16. En application de ces dispositions, la société Batri Diaz Constructions a droit au versement des intérêts moratoires au taux de 8 % ayant couru sur la somme de 56 706 euros HT à compter du 25 juillet 2022, date de réception de son mémoire en réclamation, ainsi que de la somme de 40 euros correspondant à l’indemnité forfaitaire pour frais de recouvrement.

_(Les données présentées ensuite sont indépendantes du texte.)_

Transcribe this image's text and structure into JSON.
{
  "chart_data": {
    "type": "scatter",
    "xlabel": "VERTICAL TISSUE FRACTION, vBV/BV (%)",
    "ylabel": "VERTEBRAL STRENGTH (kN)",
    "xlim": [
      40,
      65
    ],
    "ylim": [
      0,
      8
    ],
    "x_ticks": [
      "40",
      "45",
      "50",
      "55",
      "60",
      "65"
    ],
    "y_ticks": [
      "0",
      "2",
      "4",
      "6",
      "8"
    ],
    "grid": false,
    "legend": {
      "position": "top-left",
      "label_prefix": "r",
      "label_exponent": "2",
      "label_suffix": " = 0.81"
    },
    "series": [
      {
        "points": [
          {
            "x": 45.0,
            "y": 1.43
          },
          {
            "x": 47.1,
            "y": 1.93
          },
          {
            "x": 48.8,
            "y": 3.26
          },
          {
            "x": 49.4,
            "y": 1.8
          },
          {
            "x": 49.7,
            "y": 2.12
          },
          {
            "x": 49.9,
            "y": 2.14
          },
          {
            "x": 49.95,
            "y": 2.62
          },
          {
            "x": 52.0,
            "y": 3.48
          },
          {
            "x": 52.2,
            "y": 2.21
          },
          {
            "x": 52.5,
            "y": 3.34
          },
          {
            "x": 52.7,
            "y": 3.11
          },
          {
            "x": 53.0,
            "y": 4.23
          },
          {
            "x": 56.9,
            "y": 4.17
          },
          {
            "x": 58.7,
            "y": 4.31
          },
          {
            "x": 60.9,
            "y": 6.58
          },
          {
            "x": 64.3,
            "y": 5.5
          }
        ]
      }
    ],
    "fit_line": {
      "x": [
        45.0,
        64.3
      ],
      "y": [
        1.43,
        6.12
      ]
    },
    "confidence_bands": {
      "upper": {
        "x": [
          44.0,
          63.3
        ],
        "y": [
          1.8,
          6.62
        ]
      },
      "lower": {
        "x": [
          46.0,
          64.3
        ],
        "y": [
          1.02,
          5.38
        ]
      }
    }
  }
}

Sur les frais liés au litige :
17. Les dispositions de l’article L. 761-1 du code de justice administrative font obstacle à ce qu’une somme soit mise à la charge de la société Batri Diaz Constructions, qui n’est pas la partie perdante dans la présente instance, au titre des frais exposés par le SIRP du Coutach et non compris dans les dépens. Il y a lieu en revanche, en application de ces dispositions, de mettre la somme de 1 500 euros à la charge du SIRP du Coutach au titre des frais exposés par la société Batri Diaz Constructions et non compris dans les dépens.
D E C I D E :
Article 1 : Le SIRP du Coutach est condamné à verser à la société Batri Diaz Constructions les sommes de 56 706 euros HT au titre du solde du lot n° 3 du marché de construction d’une école maternelle et d’une cuisine de production, assortie des intérêts moratoires au taux de 8 % calculés à compter du 25 juillet 2022 et 40 euros au titre de l’indemnité forfaitaire de recouvrement.
Article 2 : Le SIRP du Coutach versera à la société Batri Diaz Constructions la somme de 1 500 euros au titre de l’article L. 761-1 du code de justice administrative.
Article 3 : Le surplus des conclusions des parties est rejeté.
Article 4 : Le présent jugement sera notifié à la société anonyme à responsabilité limitée Batri Diaz Constructions et au Syndicat Intercommunal de Regroupement Pédagogique du Coutach.
Délibéré après l’audience du 4 septembre 2025, à laquelle siégeaient :
M. Roux, président,
Mme Ruiz, première conseillère,
Mme Béréhouc, conseillère
Rendu public par mise à disposition au greffe le 18 septembre 2025.
La rapporteure,
I. RUIZ
Le président
G. ROUX
La greffière,
B. ROUSSELET-ARRIGONI
La République mande et ordonne au préfet du Vaucluse en ce qui le concerne ou à tous commissaires de justice à ce requis en ce qui concerne les voies de droit commun contre les parties privées, de pourvoir à l’exécution de la présente décision.